“Light and shade are in the universe, but the cube transcends and translates nature into a sculpture; the cube gave me the key to my stability.” *
Born Louise Berliawsky in Kiev, Russia, Louise Nevelson emigrated to Rockland, Maine with her family at the age of six. In 1920, she married Charles Nevelson and moved to New York City. In 1924, shortly after the birth of their son, Charles Nevelson moved the family to Mount Vernon, New York. Inspired by an exhibition of Japanese kimonos at the Metropolitan Museum of Art, Nevelson enrolled at the Art Students League in 1929 and studied with Kenneth Hayes Miller and Kimon Nicholaides. She also began to feel constrained by the expectations of a middle class domestic life. In 1931, she left Charles, took her son to relatives in Rockland, and traveled to Munich in order to study with Hans Hofmann, who would become a key figure in the abstract expressionist movement in the United States. After her time in Munich, which was marred by the growing power of the Nazi party, Nevelson departed for Paris before returning home in 1932 and settling in New York.
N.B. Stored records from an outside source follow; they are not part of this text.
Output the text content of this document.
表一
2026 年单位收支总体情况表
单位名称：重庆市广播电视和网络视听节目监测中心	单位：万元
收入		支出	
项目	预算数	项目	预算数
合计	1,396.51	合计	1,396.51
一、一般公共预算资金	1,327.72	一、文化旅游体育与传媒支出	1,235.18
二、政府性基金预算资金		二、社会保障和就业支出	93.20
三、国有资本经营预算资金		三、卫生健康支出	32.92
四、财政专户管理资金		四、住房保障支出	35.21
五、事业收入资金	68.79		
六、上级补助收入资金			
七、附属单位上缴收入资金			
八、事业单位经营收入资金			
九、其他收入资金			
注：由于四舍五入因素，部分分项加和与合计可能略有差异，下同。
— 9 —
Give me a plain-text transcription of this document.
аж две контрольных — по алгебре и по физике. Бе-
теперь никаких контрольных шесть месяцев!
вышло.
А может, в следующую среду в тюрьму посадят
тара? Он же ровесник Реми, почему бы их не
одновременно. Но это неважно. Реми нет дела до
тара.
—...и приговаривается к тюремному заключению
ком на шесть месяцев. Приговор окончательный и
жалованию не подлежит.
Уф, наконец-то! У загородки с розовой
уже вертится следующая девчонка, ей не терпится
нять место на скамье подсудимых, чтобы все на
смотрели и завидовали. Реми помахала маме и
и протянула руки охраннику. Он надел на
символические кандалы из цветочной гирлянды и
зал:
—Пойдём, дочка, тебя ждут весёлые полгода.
During the 1930s, Nevelson worked briefly as an assistant for Diego Rivera, and she also taught at the Educational Alliance School of Art under the auspices of the Works Progress Administration (WPA). She began to explore sculpture as a medium, studying with Chaim Gross at the Educational Alliance, and in 1935, her work was included in an exhibition at the Brooklyn Museum. Her first solo show was held in 1941 at the Nierendorf Gallery, and that same year, inspired by Joseph Cornell’s poetic collage-boxes and the European surrealists exiled in New York, Nevelson began to incorporate found wooden objects in her assemblages. To Nevelson, wood was immediate, alive, and the only material she could communicate with spontaneously. Her first environment The Circus, The Clown is the Center of His World (1943) was shown at the Norlyst Gallery in 1944, and in subsequent years she exhibited actively at Martha Jackson and Pace galleries. Nevelson studied printmaking with Stanley William Hayter at his workshop, Atelier 17, where she met and befriended Dorothy Dehner. A late 1940s trip to Mexico introduced her to Mayan and Aztec art. Influenced by this work as well as African art and folk weavings and fabrics of all kinds, Nevelson broke through to a new kind of work that was entirely her own.